ABSTRACT

Saadat Hasan Manto’s famous Urdu short story “Tetwal ka Kutta” (The Dog of Tetwal) has had afterlives in two contemporary graphic productions from Kashmir – Malik Sajad’s künstlerroman Munnu: A Boy from Kashmir and Arif Ayaz Parrey and Waseem Helal’s graphic-segment “Tamasha-e-Tetwal.” This chapter analyzes the intertextual resonances and critical departures from Manto in the two Kashmiri graphic productions via two optics: (1) the polyvalent circulation of stray dogs as symbols, material presences, and interspecies cohabitants, and (2) the erasure of Tetwal/Kashmir as historically specific locales in Manto’s oeuvre.

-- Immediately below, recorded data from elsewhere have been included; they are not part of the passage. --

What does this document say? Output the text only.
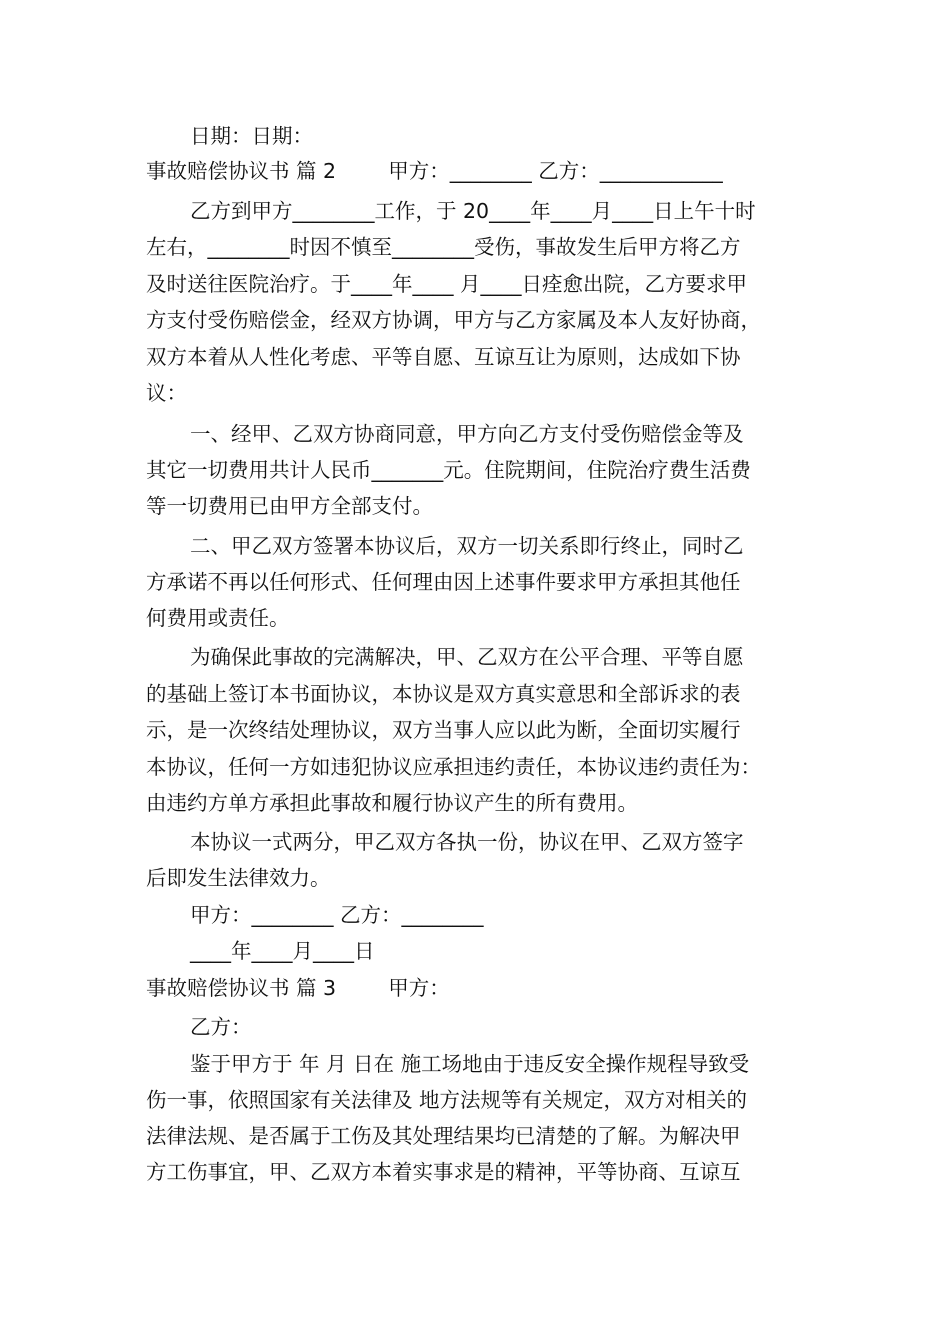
日期：日期：
事故赔偿协议书 篇 2        甲方：________ 乙方：____________
乙方到甲方________工作，于 20____年____月____日上午十时
左右，________时因不慎至________受伤，事故发生后甲方将乙方
及时送往医院治疗。于____年____ 月____日痊愈出院，乙方要求甲
方支付受伤赔偿金，经双方协调，甲方与乙方家属及本人友好协商，
双方本着从人性化考虑、平等自愿、互谅互让为原则，达成如下协
议：
一、经甲、乙双方协商同意，甲方向乙方支付受伤赔偿金等及
其它一切费用共计人民币_______元。住院期间，住院治疗费生活费
等一切费用已由甲方全部支付。
二、甲乙双方签署本协议后，双方一切关系即行终止，同时乙
方承诺不再以任何形式、任何理由因上述事件要求甲方承担其他任
何费用或责任。
为确保此事故的完满解决，甲、乙双方在公平合理、平等自愿
的基础上签订本书面协议，本协议是双方真实意思和全部诉求的表
示，是一次终结处理协议，双方当事人应以此为断，全面切实履行
本协议，任何一方如违犯协议应承担违约责任，本协议违约责任为：
由违约方单方承担此事故和履行协议产生的所有费用。
本协议一式两分，甲乙双方各执一份，协议在甲、乙双方签字
后即发生法律效力。
甲方：________ 乙方：________
____年____月____日
事故赔偿协议书 篇 3        甲方：
乙方：
鉴于甲方于 年 月 日在 施工场地由于违反安全操作规程导致受
伤一事，依照国家有关法律及 地方法规等有关规定，双方对相关的
法律法规、是否属于工伤及其处理结果均已清楚的了解。为解决甲
方工伤事宜，甲、乙双方本着实事求是的精神，平等协商、互谅互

Adopting a critical animal studies perspective, the first optic considers the fluid meanings of “human” and “animal” in a necropolitical zone and the ways in which unprecedented forms of interspecies encounters are represented in the three works. The second optic considers the absent presence of Kashmir in Manto’s oeuvre. Kashmir is presented as a bone of contention between India and Pakistan without a distinct status of its own. By critiquing Manto’s erasure of Kashmiri specificity, Sajad, Parrey, and Helal foreground Kashmiri voices and histories in their graphic productions.